At that rate, UFT officials warned, the school system is on track to exceed the record-setting 3,500 teacher resignations of the previous school year.
Those departures, they noted, do not include the more than 1,000 teachers who were terminated for failing to meet licensing requirements or the 2,144 teachers who retired during the summer.
“The Department of Education refuses to recognize that our city school system is facing a retention crisis,” said UFT President Randi Weingarten. “Unless the city improves teacher salaries and working conditions, it’s only going to get worse.”

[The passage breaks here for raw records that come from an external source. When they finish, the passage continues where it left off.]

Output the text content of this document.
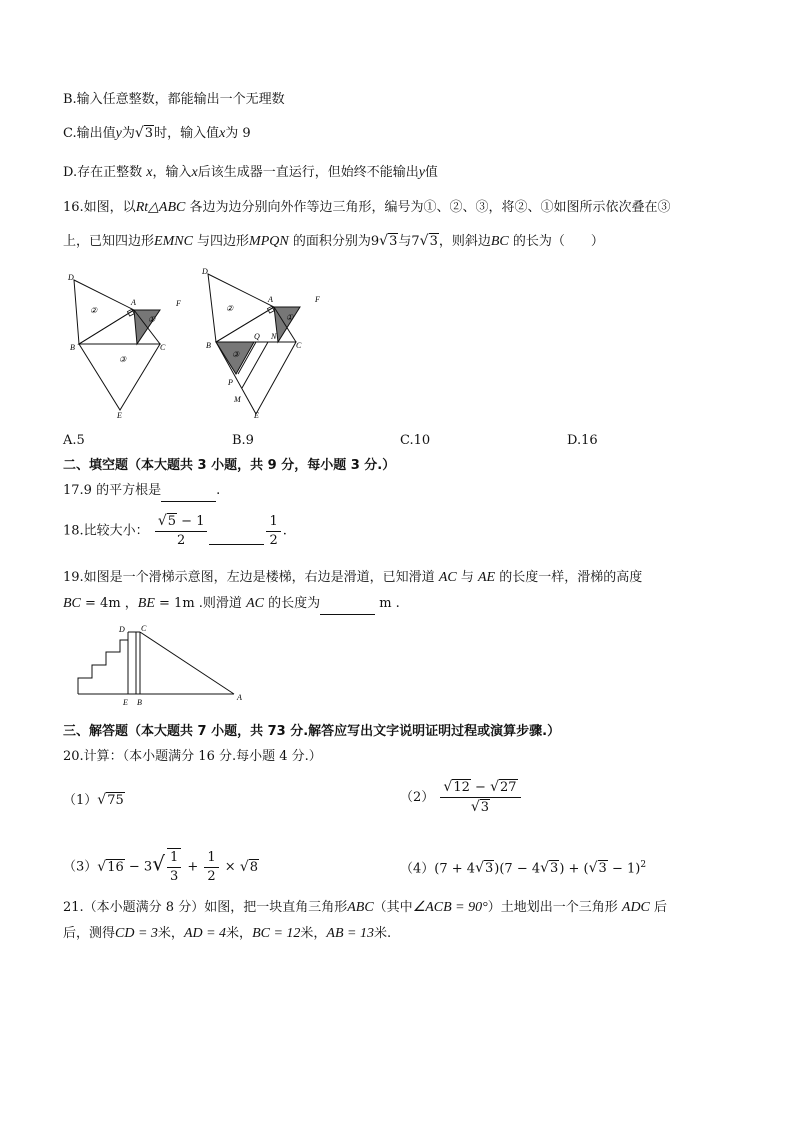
B.输入任意整数，都能输出一个无理数
C.输出值y为√3时，输入值x为 9
D.存在正整数 x，输入x后该生成器一直运行，但始终不能输出y值
16.如图，以Rt△ABC 各边为边分别向外作等边三角形，编号为①、②、③，将②、①如图所示依次叠在③
上，已知四边形EMNC 与四边形MPQN 的面积分别为9√3与7√3，则斜边BC 的长为（　　）
D
A	F
B	C
E
①
②
③
D
A	F
B	C
Q N
P
M
E
①
②
③
A.5	B.9	C.10	D.16
二、填空题（本大题共 3 小题，共 9 分，每小题 3 分.）
17.9 的平方根是	.
18.比较大小： $\frac{√5 - 1}{2}$
	$\frac{1}{2}$ .
19.如图是一个滑梯示意图，左边是楼梯，右边是滑道，已知滑道 AC 与 AE 的长度一样，滑梯的高度
BC = 4m ，BE = 1m .则滑道 AC 的长度为	m .
D C
E B
A
三、解答题（本大题共 7 小题，共 73 分.解答应写出文字说明证明过程或演算步骤.）
20.计算：（本小题满分 16 分.每小题 4 分.）
（1）√75	$(2) \frac{√12 - √27}{√3}$
$(3)√16 - 3√ \frac{1}{3} + \frac{1}{2} \times √8$	$(4)(7 + 4√3)(7 - 4√3) + (√3 - 1)^2$
21.（本小题满分 8 分）如图，把一块直角三角形ABC（其中∠ACB = 90°）土地划出一个三角形 ADC 后
后，测得CD = 3米，AD = 4米，BC = 12米，AB = 13米.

Despite the summer exodus, more than 2,000 teachers spent a frustrating first day still waiting for a classroom assignment, union officials said.
Of those in a holding pattern, 726 were teachers who had been excessed from the position they held in June, many as a result of the Department of Education’s phase-out of large, struggling high schools and a restructuring of the alternative high school division.
More than 1,000 of the Department of Education’s 6,400 new recruits were also stuck without classroom assignments as of Sept. 6, according to the union.
School officials voiced confidence that they would eventually find spots for everyone. But Weingarten said that much of the turmoil and uncertainty could have been avoided with proper planning.
“The school system should be able to do school openings in their sleep,” she said.
The UFT urged school officials in a meeting in June to work out assignments for the hundreds of teachers being displaced by the closure or phase-out of several big Bronx high schools.
“They were in denial,” Weingarten said. “They told us that they had a handle on it and we shouldn’t worry.”
As of Sept. 6, approximately 100 Bronx high school teachers were still without permanent positions.
On the bright side, the Department of Education was much more efficient at putting new teachers promptly on payroll this year. All but 132 of the new hires received their first paycheck on Sept. 15 — a significant improvement over recent years.
Among the 6,400 new recruits are 2,200 teachers in alternative-certification programs, including 1,670 in the city’s Teaching Fellows program, 490 in Teach for America, 50 in the Teacher Opportunity Corps Program and 20 in the Peace Corps.
As of Sept. 1, 3,500 of the first-year teachers had been assigned mentors, school officials reported."
Are Bloomberg and Klein reading this? If they are reading this, do they have a plan to motivate teachers to stay on?